TILTON — Officer Elizabeth Murray booked a female shoplifting suspect in a hallway and then locked her in the lone holding cell at the police station last Thursday.
Nobody would design a modern police headquarters with only one cell, no booking room, insufficient air handling, unreinforced walls and windows and a tiny lobby with no public restroom — but those are just some of the issues Tilton officers deal with on a daily basis.
On March 14, Tilton voters will decide whether to raise $4.7 million through bonds to built a new police station to replace the current one, which opened in 1990 at 179 E. Main St. Four previous efforts to pass such a measure have failed since 2006.
In a separate vote, residents of Belmont will decide whether a new police station should be built in their town.
Lobby problem
Tilton Police Chief Robert Cormier said the lobby sometimes gets tight with people whose emotions are running high. The town had 713 arrests last year.
“It’s just really not a secure space, and it’s very small,” he said. “We’ve had domestics here. We had the wife come in to request help from the police and the ex follows her in, or they’re both in here and they are picking up a son who got arrested, and they get into a fight.
“Sometimes it gets really crowded in this little space because you’ll have multiple problems coming in from the lobby looking for help.”
Nearby is a hallway where officers book prisoners just steps away from the cell and an interview room.
“At times you’ll have someone getting booked here but it’s also the main entrance and exit for the employees,” Cormier said. “The new facility would have a dedicated, separate, secure booking room.”
Lone cell
Even in the “Andy Griffith Show” in the fictional small town of Mayberry, North Carolina, there were a couple of jail cells. Here there is one.
By law, male and female prisoners have to be kept separate, so the workaround is that one is placed in the cell and the other is put in an attached bathroom. An interview room is steps away. Voices carry and there’s little privacy.

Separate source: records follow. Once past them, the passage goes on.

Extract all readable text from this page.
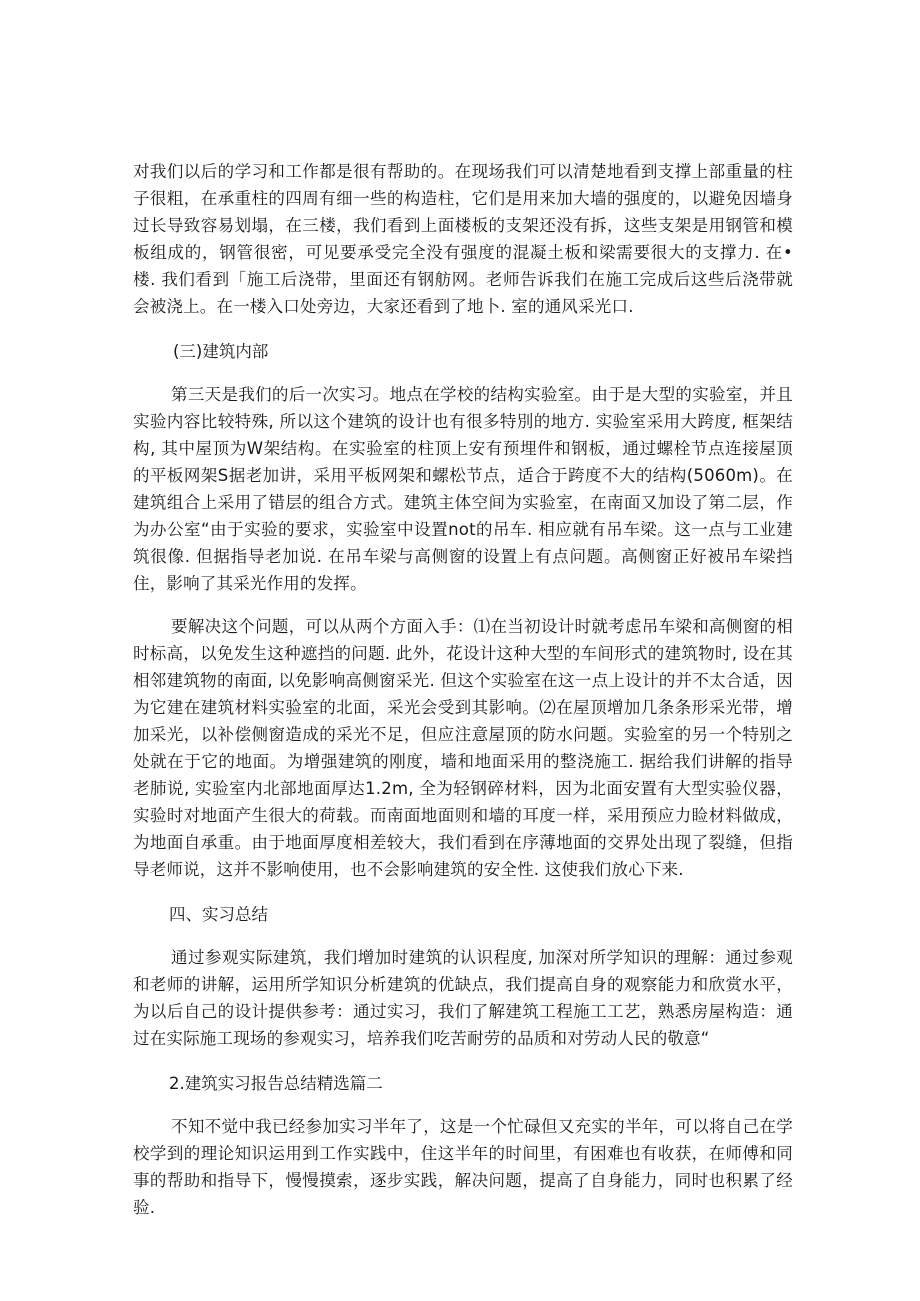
对我们以后的学习和工作都是很有帮助的。在现场我们可以清楚地看到支撑上部重量的柱子很粗，在承重柱的四周有细一些的构造柱，它们是用来加大墙的强度的，以避免因墙身过长导致容易划塌，在三楼，我们看到上面楼板的支架还没有拆，这些支架是用钢管和模板组成的，钢管很密，可见要承受完全没有强度的混凝土板和梁需要很大的支撑力. 在•楼. 我们看到「施工后浇带，里面还有钢舫网。老师告诉我们在施工完成后这些后浇带就会被浇上。在一楼入口处旁边，大家还看到了地卜. 室的通风采光口.

(三)建筑内部

第三天是我们的后一次实习。地点在学校的结构实验室。由于是大型的实验室，并且实验内容比较特殊, 所以这个建筑的设计也有很多特別的地方. 实验室采用大跨度, 框架结构, 其中屋顶为W架结构。在实验室的柱顶上安有预埋件和钢板，通过螺栓节点连接屋顶的平板网架S据老加讲，采用平板网架和螺松节点，适合于跨度不大的结构(5060m)。在建筑组合上采用了错层的组合方式。建筑主体空间为实验室，在南面又加设了第二层，作为办公室“由于实验的要求，实验室中设置not的吊车. 相应就有吊车梁。这一点与工业建筑很像. 但据指导老加说. 在吊车梁与高侧窗的设置上有点问题。高侧窗正好被吊车梁挡住，影响了其采光作用的发挥。

要解决这个问题，可以从两个方面入手：⑴在当初设计时就考虑吊车梁和高侧窗的相时标高，以免发生这种遮挡的问题. 此外，花设计这种大型的车间形式的建筑物时, 设在其相邻建筑物的南面, 以免影响高侧窗采光. 但这个实验室在这一点上设计的并不太合适，因为它建在建筑材料实验室的北面，采光会受到其影响。⑵在屋顶增加几条条形采光带，增加采光，以补偿侧窗造成的采光不足，但应注意屋顶的防水问题。实验室的另一个特别之处就在于它的地面。为增强建筑的刚度，墙和地面采用的整浇施工. 据给我们讲解的指导老肺说, 实验室内北部地面厚达1.2m, 全为轻钢碎材料，因为北面安置有大型实验仪器，实验时对地面产生很大的荷载。而南面地面则和墙的耳度一样，采用预应力睑材料做成，为地面自承重。由于地面厚度相差较大，我们看到在序薄地面的交界处出现了裂缝，但指导老师说，这并不影响使用，也不会影响建筑的安全性. 这使我们放心下来.

四、实习总结

通过参观实际建筑，我们增加时建筑的认识程度, 加深对所学知识的理解：通过参观和老师的讲解，运用所学知识分析建筑的优缺点，我们提高自身的观察能力和欣赏水平，为以后自己的设计提供参考：通过实习，我们了解建筑工程施工工艺，熟悉房屋构造：通过在实际施工现场的参观实习，培养我们吃苦耐劳的品质和对劳动人民的敬意“

2.建筑实习报告总结精选篇二

不知不觉中我已经参加实习半年了，这是一个忙碌但又充实的半年，可以将自己在学校学到的理论知识运用到工作实践中，住这半年的时间里，有困难也有收获，在师傅和同事的帮助和指导下，慢慢摸索，逐步实践，解决问题，提高了自身能力，同时也积累了经验.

“There really should be separate cells, especially if there are multiple arrests in a fight situation,” Cormier said. “You are essentially putting the people who were just fighting back in the same space.”
Juvenile detainees can’t be in the vicinity of adult prisoners.
“But we don’t have separate juvenile holding, so if a juvenile gets arrested and brought in here, they would essentially have to watch them in the patrol room; there’s no place to put them,” the chief said.
The tight quarters create safety concerns and pose distractions for members of the community who might have a meeting at the police station when an unruly prisoner is brought in.
Traffic issue
Another safety concern is the station’s location.
“It’s on a blind corner,” Cormier said. “There’s no sight distance, so when people come around the corner, within a matter of a few feet, they are on top of whoever is pulling in or out, so it’s really difficult, especially when you add snow and ice to the equation.”
At last year’s Town Meeting, voters approved an expenditure of $350,000 to purchase a 4.5-acre parcel on Sanborn Road from the Roman Catholic Diocese of New Hampshire to be used for a new police station. They also approved spending $194,500 for project design.
New station
The land for the new station is near the Tanger Outlets. A football field on the property would be re-situated.
Kevin LaChapelle, chairman of the Police Building Study Committee, said that, if voters approve the project, the tax increase on a $200,000 home would be an estimated $83.70 per year.
When the current station was built 30 years ago, Tilton was a sleepy town. Over the years, retail has taken hold in the area, which is served by Interstate 93, including big box retail, restaurants, and an outlet mall.